The biologics license application for obe-cel was originally submitted in November 2023, supported by data from FELIX. All told, among 65 patients in the trial with evaluable efficacy data, 63% achieved overall CR, including 51% who achieved it at any time and 12% with CR with incomplete hematologic recovery. CR within 3 months—the main efficacy end point—was achieved by 42% of patients with a median duration of remission of 14.1 months.
Updated data from this clinical trial were presented as part of a pooled analysis with data from the phase 1 ALLCAR19 trial (NCT02935257) last year, at the 2023 American Society of Hematology (ASH) Annual Meeting & Exposition, held December 9-12, in San Diego, California.3 ALLCAR19 was originally open to patients aged 16 years and older with r/r B-ALL, but later had its eligibility criteria expanded for an extension study that included patients with r/r B-cell chronic lymphocytic leukemia and r/r B-cell nonHodgkin lymphoma.

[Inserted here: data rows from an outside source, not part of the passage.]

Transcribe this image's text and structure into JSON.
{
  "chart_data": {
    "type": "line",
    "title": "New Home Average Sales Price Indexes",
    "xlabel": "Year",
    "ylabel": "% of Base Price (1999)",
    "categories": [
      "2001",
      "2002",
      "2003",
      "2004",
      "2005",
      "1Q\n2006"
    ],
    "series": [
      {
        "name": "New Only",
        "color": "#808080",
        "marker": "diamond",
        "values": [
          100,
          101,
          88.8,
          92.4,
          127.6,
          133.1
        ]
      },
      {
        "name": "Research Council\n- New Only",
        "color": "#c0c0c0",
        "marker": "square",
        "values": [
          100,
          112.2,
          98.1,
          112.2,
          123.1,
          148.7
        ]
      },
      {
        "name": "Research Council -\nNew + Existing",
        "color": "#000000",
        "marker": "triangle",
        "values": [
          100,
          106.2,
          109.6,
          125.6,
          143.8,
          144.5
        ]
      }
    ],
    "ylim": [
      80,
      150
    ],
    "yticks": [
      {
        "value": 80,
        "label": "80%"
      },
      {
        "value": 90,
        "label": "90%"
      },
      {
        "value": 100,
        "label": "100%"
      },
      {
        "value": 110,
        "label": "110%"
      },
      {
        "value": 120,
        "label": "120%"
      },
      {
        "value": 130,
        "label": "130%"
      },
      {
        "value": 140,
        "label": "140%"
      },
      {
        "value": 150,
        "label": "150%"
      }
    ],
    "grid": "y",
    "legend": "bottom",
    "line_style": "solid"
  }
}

As for safety in FELIX, there were low levels of cytokine release syndrome (CRS) reported, with 3% of adverse events being deemed grade 3, and none labeled grade 4 or 5. Grade 3 or greater immune effector cell-associated neurotoxicity syndrome (ICANS) was reported in 7% of patients.

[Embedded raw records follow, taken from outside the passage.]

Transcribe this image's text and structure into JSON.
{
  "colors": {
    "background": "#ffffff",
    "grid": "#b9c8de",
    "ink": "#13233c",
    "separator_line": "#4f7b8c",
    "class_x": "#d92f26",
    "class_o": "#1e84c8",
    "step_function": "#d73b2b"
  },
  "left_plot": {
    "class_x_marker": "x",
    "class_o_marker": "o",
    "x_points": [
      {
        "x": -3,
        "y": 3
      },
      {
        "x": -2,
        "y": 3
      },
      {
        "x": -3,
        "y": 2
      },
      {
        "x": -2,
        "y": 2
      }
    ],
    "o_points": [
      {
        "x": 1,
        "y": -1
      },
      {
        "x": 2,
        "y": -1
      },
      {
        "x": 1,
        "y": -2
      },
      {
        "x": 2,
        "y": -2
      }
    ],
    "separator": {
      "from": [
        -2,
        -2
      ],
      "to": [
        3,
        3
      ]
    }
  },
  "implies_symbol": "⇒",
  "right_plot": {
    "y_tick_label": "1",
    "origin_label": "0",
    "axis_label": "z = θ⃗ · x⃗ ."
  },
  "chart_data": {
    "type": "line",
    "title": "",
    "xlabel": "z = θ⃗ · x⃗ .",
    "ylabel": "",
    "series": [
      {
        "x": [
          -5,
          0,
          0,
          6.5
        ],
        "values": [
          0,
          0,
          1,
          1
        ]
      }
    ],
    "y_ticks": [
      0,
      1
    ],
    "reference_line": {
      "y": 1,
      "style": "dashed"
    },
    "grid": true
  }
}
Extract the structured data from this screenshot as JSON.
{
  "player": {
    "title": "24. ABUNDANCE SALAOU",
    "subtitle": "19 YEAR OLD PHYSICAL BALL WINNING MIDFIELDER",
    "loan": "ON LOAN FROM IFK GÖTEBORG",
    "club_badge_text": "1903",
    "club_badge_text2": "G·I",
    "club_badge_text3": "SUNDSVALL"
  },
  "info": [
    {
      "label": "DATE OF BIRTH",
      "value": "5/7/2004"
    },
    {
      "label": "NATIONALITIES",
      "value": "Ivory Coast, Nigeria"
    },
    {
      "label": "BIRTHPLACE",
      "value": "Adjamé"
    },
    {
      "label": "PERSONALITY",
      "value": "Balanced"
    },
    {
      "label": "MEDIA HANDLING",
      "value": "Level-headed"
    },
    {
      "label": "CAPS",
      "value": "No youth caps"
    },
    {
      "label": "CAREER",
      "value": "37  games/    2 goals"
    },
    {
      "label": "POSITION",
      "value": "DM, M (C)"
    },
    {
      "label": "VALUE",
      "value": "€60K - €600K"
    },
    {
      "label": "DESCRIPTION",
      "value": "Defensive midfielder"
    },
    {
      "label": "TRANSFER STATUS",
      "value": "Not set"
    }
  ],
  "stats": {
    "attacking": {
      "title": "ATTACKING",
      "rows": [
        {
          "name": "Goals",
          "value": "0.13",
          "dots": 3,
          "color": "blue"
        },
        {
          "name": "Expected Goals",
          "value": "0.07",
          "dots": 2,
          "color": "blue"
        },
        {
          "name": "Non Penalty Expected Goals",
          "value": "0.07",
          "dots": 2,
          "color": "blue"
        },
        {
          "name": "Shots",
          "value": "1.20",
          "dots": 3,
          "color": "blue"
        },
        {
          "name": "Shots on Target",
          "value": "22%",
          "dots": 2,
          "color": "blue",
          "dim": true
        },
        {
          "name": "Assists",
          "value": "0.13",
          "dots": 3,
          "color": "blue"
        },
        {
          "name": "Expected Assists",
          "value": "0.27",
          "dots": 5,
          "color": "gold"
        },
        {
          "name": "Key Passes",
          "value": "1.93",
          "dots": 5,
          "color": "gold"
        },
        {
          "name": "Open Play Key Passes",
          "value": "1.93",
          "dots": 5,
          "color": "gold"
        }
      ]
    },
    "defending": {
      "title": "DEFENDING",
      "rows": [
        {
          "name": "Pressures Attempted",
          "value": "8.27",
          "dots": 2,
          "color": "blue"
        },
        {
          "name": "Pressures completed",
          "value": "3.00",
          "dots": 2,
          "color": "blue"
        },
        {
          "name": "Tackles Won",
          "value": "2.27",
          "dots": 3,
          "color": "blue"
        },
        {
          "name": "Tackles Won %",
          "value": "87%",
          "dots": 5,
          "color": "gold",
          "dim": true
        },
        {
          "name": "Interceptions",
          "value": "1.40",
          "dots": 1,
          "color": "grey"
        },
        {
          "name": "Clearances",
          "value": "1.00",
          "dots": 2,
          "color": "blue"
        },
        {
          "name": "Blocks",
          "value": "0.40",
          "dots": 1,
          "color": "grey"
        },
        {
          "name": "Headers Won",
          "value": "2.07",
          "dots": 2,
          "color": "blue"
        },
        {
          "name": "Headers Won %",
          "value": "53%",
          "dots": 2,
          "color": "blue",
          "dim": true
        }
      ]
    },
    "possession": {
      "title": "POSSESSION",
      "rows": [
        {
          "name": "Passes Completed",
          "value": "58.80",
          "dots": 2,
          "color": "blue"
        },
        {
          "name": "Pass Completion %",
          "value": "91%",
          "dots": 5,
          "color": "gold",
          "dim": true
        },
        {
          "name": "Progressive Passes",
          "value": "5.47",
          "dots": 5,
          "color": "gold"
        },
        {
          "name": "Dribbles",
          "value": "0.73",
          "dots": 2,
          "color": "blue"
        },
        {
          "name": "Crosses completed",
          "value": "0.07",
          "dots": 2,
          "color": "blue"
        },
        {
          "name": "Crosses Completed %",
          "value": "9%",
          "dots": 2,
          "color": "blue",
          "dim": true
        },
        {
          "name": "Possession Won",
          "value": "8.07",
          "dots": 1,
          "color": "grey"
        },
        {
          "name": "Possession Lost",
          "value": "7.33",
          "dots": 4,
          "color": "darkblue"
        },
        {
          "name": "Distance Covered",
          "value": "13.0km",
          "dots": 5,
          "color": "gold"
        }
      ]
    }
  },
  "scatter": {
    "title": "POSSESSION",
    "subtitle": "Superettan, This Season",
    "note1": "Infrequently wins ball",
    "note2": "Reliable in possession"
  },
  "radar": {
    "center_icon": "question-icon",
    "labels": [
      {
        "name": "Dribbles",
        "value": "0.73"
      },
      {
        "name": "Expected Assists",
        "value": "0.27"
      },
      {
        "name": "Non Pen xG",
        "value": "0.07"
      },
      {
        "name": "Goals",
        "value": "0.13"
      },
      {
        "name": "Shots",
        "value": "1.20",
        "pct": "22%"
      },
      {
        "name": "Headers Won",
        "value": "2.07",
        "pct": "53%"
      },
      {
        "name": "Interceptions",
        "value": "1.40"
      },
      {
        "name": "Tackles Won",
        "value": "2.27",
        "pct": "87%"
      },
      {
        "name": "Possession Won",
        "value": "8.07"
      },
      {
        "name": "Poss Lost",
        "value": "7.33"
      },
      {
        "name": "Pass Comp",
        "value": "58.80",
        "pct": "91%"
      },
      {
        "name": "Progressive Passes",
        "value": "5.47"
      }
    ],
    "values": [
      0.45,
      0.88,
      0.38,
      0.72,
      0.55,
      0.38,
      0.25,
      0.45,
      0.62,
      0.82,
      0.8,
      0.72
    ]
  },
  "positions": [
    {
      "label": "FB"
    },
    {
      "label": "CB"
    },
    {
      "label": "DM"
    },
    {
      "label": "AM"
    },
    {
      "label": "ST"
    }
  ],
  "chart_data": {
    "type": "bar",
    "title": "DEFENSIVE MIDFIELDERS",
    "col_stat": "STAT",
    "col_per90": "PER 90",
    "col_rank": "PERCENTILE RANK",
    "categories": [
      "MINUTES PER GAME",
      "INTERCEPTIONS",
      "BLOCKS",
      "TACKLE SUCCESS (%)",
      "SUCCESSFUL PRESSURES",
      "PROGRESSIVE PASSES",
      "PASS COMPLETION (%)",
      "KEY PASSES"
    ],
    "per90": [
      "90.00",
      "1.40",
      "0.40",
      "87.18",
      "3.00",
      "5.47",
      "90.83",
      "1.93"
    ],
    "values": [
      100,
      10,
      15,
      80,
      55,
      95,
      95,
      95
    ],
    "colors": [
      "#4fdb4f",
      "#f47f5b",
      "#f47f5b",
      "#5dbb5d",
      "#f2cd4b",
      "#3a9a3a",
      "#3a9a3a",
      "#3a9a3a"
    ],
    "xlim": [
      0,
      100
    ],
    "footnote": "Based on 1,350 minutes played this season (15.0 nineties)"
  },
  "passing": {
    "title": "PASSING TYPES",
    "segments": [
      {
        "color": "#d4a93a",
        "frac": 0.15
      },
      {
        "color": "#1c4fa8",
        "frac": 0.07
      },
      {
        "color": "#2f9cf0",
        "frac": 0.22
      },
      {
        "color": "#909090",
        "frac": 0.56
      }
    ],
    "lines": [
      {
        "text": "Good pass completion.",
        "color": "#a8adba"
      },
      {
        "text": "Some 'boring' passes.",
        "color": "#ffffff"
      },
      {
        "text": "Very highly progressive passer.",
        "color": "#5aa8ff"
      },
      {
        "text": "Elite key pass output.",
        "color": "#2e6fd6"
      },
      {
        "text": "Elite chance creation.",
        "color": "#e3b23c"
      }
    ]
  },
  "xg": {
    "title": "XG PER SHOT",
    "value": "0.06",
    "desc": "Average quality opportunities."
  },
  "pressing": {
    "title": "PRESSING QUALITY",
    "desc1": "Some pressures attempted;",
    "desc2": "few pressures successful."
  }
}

“Based on the experience in the FELIX trial Aucatzyl is highly active and can be well managed, offering an attractive risk benefit profile for B-ALL patients,” Claire Roddie, MD, PhD, FRCPath, the lead investigator of the FELIX study and Associate Professor of Haematology at the University College London (UCL) Cancer Institute, said in statement.2 “In the FELIX trial Aucatzyl has shown long term persistence and deep responses which we believe are critical for long term remissions in B-ALL.”

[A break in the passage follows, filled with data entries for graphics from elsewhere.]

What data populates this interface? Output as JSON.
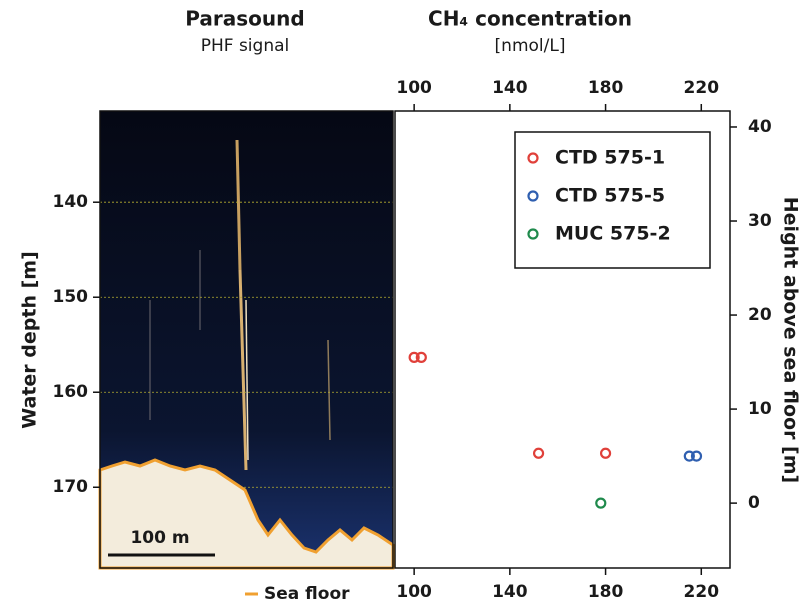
{
  "chart_data": [
    {
      "type": "echogram",
      "title": "Parasound",
      "subtitle": "PHF signal",
      "ylabel": "Water depth [m]",
      "ylim": [
        130.4,
        178.5
      ],
      "yticks": [
        140,
        150,
        160,
        170
      ],
      "grid": true,
      "scale_bar_label": "100 m",
      "sea_floor": {
        "name": "Sea floor",
        "color": "#f0a030"
      }
    },
    {
      "type": "scatter",
      "title": "CH₄ concentration",
      "subtitle": "[nmol/L]",
      "ylabel": "Height above sea floor [m]",
      "xlim": [
        92,
        232
      ],
      "xticks": [
        100,
        140,
        180,
        220
      ],
      "ylim": [
        -6.9,
        41.7
      ],
      "yticks": [
        0,
        10,
        20,
        30,
        40
      ],
      "legend": "upper right",
      "series": [
        {
          "name": "CTD 575-1",
          "color": "#e0403a",
          "x": [
            100,
            103,
            152,
            180
          ],
          "values": [
            15.5,
            15.5,
            5.3,
            5.3
          ]
        },
        {
          "name": "CTD 575-5",
          "color": "#2f5fb0",
          "x": [
            215,
            218
          ],
          "values": [
            5,
            5
          ]
        },
        {
          "name": "MUC 575-2",
          "color": "#1f8a4c",
          "x": [
            178
          ],
          "values": [
            0
          ]
        }
      ]
    }
  ]
}
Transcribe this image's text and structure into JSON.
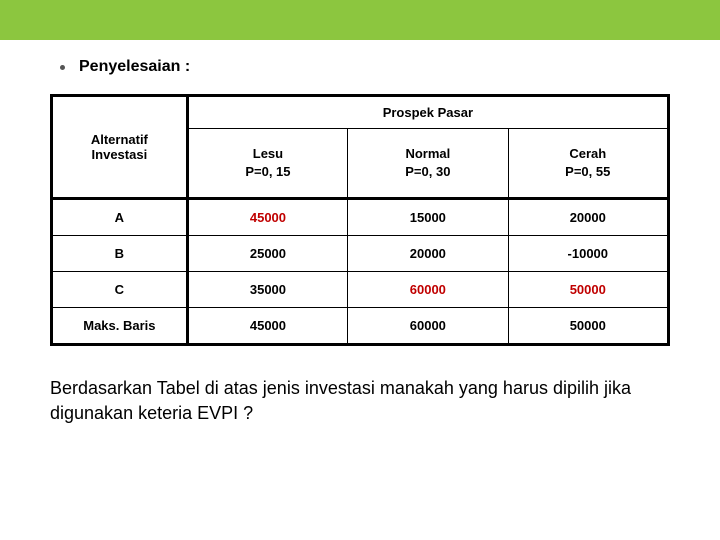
{
  "topbar_color": "#8cc63f",
  "heading": "Penyelesaian :",
  "table": {
    "prospek_header": "Prospek Pasar",
    "alt_header": "Alternatif\nInvestasi",
    "scenarios": [
      {
        "name": "Lesu",
        "prob": "P=0, 15"
      },
      {
        "name": "Normal",
        "prob": "P=0, 30"
      },
      {
        "name": "Cerah",
        "prob": "P=0, 55"
      }
    ],
    "rows": [
      {
        "label": "A",
        "values": [
          "45000",
          "15000",
          "20000"
        ],
        "red": [
          true,
          false,
          false
        ]
      },
      {
        "label": "B",
        "values": [
          "25000",
          "20000",
          "-10000"
        ],
        "red": [
          false,
          false,
          false
        ]
      },
      {
        "label": "C",
        "values": [
          "35000",
          "60000",
          "50000"
        ],
        "red": [
          false,
          true,
          true
        ]
      },
      {
        "label": "Maks. Baris",
        "values": [
          "45000",
          "60000",
          "50000"
        ],
        "red": [
          false,
          false,
          false
        ]
      }
    ]
  },
  "question": "Berdasarkan Tabel di atas jenis investasi manakah yang harus dipilih jika digunakan keteria EVPI ?"
}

Obe-cel incorporates a novel fast off-rate CD19 binding domain intended to shorten the time that it takes for CAR T-cells bind to leukemia cells, which may simultaneously decrease the number of cytokines secreted and reduce the rate of T-cell exhaustion.4 Last year, at the American Society of Clinical Oncology (ASCO) Annual Meeting, held June 2-6, in Chicago, Illinois, CGTLive®'s sister site OncLive® spoke with Roddie about the potential advantage of this design, where she noted that, “...We know that other products on the market for adult ALL have got significant toxicity profiles and that's actually really difficult for us physicians to manage and particularly difficult for the patients and their families.”
“It makes it difficult to anticipate or imagine a clinical world where we can give these comfortably as outpatient therapies, which is obviously where [we want to go]—we want to be able to improve the patient experience, quality of life, etc.," Roddie told OncLive. "And so, I think that's where obe-cel comes into this because the toxicity profile is so much less difficult for patients to tolerate—even patients with lots and lots of disease—and I think that's its biggest selling point. From the perspective of just safely navigating patients through this therapy, it’s much more straightforward.”
Autolus noted that the CAR-T treatment will be manufactured at the company's dedicated site, called 'the Nucleus,' located in Stevenage, United Kingdom. It was granted a Manufacturer’s Importation Authorization and a GMP certificate from the UK's Medicines and Healthcare products Regulatory Agency in March 2024, and was inspected as part of the FDA's process. Cardinal Health will serve as Autolus’ commercial distribution partner in the United States.